Entscheidungsstichwort (Thema)
Unterlassung von Tiefflügen
Tenor
1. Die Beklagte wird verurteilt, über dem Gebiet der Kläger keine militärischen Übungsflüge durch die Bundesluftwaffe unter den in § 6 Abs. 1 Satz 2 LuftVO vorgeschriebenen Mindestsicherheitshöhen durchzuführen.
2. Die Beklagte wird verurteilt, mit den Mitgliedsstaaten des Nordatlantikpaktes in Verhandlungen mit dem Ziel einzutreten, militärische Übungsflüge über dem Gebiet der Kläger unter den in § 6 Abs. 1 Satz 2 LuftVO vorgeschriebenen Sicherheitsmindesthöhen nicht mehr durchzuführen.
3. Im übrigen werden die Klagen abgewiesen.
4. Die Beklagte trägt 4/5 der Kosten der Verfahren, die Kläger tragen die Kosten ihres Verfahrens zu je 1/5.
5. Das Urteil ist vorläufig vollstreckbar.
Tatbestand
Die Kläger sind kommunale Gebietskörperschaften. Ihnen obliegt die Schulträgerschaft einer Vielzahl von Schulen. Mit ihren Klagen verfolgen sie das Ziel, die durch Tiefflugübungen der Bundeswehr und der Nato-Staaten verursachte Lärmbeeinträchtigung der Schulen wesentlich zu reduzieren.

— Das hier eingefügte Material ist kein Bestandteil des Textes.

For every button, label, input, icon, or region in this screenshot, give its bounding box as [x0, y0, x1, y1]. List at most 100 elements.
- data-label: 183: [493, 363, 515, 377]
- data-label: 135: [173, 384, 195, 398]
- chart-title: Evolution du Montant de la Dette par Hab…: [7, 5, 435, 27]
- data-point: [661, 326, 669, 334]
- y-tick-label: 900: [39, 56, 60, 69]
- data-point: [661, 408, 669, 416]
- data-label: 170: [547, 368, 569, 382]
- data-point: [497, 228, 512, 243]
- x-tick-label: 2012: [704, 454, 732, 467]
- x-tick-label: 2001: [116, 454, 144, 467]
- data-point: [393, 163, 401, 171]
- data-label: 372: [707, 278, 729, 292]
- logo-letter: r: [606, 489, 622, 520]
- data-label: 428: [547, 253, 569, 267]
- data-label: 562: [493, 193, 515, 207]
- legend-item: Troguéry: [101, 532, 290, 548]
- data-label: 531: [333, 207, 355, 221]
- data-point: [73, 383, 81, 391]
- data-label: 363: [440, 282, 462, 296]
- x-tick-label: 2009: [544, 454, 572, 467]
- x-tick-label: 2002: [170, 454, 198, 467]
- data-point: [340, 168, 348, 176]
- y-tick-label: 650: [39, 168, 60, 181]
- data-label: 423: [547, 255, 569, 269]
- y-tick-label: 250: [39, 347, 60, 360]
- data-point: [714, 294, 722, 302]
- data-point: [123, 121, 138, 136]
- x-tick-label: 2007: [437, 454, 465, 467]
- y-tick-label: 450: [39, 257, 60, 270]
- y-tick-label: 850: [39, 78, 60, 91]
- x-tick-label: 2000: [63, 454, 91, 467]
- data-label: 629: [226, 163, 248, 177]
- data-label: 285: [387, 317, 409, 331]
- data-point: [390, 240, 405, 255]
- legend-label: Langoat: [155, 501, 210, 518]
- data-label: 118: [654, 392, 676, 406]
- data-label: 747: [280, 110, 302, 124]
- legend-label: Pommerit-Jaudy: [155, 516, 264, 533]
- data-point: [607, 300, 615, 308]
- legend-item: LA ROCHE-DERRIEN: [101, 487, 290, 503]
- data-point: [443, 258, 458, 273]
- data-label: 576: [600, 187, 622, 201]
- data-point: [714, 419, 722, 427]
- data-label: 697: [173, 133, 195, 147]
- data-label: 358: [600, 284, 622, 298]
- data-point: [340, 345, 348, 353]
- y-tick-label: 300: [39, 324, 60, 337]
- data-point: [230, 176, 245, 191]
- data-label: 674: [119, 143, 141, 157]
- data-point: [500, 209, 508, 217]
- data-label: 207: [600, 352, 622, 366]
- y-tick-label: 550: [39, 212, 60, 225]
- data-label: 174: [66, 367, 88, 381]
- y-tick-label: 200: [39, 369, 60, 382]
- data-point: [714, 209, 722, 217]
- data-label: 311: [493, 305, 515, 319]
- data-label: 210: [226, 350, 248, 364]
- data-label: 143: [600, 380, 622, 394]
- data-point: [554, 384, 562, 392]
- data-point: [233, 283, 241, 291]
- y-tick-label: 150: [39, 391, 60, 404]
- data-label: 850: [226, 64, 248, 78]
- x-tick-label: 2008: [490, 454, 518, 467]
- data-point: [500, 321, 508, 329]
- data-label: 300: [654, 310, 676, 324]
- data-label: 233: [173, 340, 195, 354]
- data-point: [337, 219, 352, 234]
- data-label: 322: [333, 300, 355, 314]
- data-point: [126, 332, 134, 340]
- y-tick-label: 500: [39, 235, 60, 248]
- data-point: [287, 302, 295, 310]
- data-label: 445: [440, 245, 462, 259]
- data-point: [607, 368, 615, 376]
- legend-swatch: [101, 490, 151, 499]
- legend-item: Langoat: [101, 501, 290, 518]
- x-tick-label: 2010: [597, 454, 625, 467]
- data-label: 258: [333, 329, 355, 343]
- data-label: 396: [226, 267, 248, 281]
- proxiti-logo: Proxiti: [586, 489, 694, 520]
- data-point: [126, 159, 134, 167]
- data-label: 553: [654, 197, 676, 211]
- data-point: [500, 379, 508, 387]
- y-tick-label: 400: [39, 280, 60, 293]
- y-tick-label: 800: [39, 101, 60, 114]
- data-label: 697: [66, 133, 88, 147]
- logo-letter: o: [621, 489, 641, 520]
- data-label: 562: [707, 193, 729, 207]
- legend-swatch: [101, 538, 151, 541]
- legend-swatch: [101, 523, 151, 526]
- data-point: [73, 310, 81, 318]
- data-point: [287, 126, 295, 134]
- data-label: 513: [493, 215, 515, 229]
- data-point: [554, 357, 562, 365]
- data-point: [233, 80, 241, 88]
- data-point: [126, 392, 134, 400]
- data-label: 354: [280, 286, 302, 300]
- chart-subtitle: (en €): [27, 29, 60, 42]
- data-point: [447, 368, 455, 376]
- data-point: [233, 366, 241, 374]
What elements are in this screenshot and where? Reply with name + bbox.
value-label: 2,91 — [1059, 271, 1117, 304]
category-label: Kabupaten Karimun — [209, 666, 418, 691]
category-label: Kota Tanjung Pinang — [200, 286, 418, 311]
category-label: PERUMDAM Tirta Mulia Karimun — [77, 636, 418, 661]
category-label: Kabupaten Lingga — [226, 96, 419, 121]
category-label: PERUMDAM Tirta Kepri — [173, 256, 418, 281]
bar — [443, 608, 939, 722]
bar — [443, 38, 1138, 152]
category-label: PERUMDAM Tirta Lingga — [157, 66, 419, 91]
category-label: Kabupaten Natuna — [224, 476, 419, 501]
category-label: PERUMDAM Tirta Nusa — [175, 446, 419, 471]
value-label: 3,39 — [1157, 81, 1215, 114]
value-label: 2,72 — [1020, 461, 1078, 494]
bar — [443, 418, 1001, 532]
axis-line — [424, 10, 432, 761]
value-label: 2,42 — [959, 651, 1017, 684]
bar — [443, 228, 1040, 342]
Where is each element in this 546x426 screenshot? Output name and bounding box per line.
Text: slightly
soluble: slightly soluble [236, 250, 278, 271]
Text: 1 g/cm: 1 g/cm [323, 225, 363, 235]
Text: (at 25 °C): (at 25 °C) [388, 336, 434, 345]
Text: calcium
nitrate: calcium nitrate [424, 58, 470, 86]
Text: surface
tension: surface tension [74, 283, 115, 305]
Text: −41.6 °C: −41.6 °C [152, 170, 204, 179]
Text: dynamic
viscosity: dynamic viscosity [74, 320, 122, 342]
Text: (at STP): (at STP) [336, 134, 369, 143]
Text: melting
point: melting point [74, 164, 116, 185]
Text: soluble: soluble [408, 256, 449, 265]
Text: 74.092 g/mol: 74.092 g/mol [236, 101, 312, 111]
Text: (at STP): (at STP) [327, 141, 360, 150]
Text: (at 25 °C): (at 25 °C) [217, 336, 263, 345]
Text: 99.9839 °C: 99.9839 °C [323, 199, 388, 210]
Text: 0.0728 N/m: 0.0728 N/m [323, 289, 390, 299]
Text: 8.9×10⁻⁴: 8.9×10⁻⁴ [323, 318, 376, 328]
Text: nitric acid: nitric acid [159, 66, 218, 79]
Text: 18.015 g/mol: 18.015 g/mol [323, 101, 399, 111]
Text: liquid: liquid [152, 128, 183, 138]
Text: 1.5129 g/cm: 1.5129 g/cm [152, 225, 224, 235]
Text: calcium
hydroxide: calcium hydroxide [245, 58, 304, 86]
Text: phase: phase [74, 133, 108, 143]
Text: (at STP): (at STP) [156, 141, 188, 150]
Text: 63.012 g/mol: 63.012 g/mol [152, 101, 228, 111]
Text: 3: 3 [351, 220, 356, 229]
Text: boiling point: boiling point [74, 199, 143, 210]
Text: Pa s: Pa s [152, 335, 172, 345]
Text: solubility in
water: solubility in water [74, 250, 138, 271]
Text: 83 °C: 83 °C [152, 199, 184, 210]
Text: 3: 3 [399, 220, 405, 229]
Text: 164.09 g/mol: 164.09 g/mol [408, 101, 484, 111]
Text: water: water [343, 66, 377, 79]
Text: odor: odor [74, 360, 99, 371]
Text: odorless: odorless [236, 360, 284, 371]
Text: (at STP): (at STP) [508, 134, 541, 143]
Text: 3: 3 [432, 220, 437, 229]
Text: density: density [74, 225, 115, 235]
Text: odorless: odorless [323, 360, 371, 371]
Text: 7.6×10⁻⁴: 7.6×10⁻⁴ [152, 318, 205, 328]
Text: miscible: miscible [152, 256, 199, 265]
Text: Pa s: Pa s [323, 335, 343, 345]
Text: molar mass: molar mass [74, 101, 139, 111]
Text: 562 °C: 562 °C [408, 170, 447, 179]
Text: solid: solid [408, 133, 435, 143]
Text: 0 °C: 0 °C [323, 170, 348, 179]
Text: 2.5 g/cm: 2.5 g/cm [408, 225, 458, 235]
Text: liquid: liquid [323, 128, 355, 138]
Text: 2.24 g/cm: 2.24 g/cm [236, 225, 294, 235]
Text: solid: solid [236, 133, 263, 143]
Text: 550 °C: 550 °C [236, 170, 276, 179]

Die Kläger liegen im Bereich eines von 7 der sog. „Tieffluggebiete 250 Fuß”. In diesen 7 Gebieten, nicht aber in den zwischen diesen Gebieten liegenden Verbindung strecken, werden Tiefflüge bis zu einer Mindesthöhe von 75 m durchgeführt. Die Bundesluftwaffe hat sich dabei folgenden Beschränkungen unterwarfen, die nicht für die Luftwaffen der Nato-Streitkräfte verbindlich sind:
Bei Flügen in diesem Bereich ist die Verweildauer auf maximal 50 Minuten je Einsatzflug beschränkt. Die maximale Tiefflugplanungsgeschwindigkeit ist auf 450 Knoten beschränkt. Die Mindestflughöhe von 75 m ist nur im letzten Teil des Anflugs auf ein Übungsziel erlaubt. Der Nachbrenner darf im Tiefflug nicht benutzt werden, ausgenommen in Notsituationen. Als Navigations- und Zielpunkte werden Punkte außerhalb von Ortschaften und Siedlungen angenommen (so: BMVg (Herausgeber), Bundeswehr und Umweltschutz, 5. Aufl. 1988 Rdnr. 38, 39). Maßgebend für die Durchführung der Tiefflüge durch die Bundesluftwaffe ist im übrigen die Zentrale Dienstvorschrift – ZDv – 19/2 einschließlich der Anlage 1 „Besondere Anweisung für den Flugbetrieb Nr. 1/77 ‚Tiefflug’”.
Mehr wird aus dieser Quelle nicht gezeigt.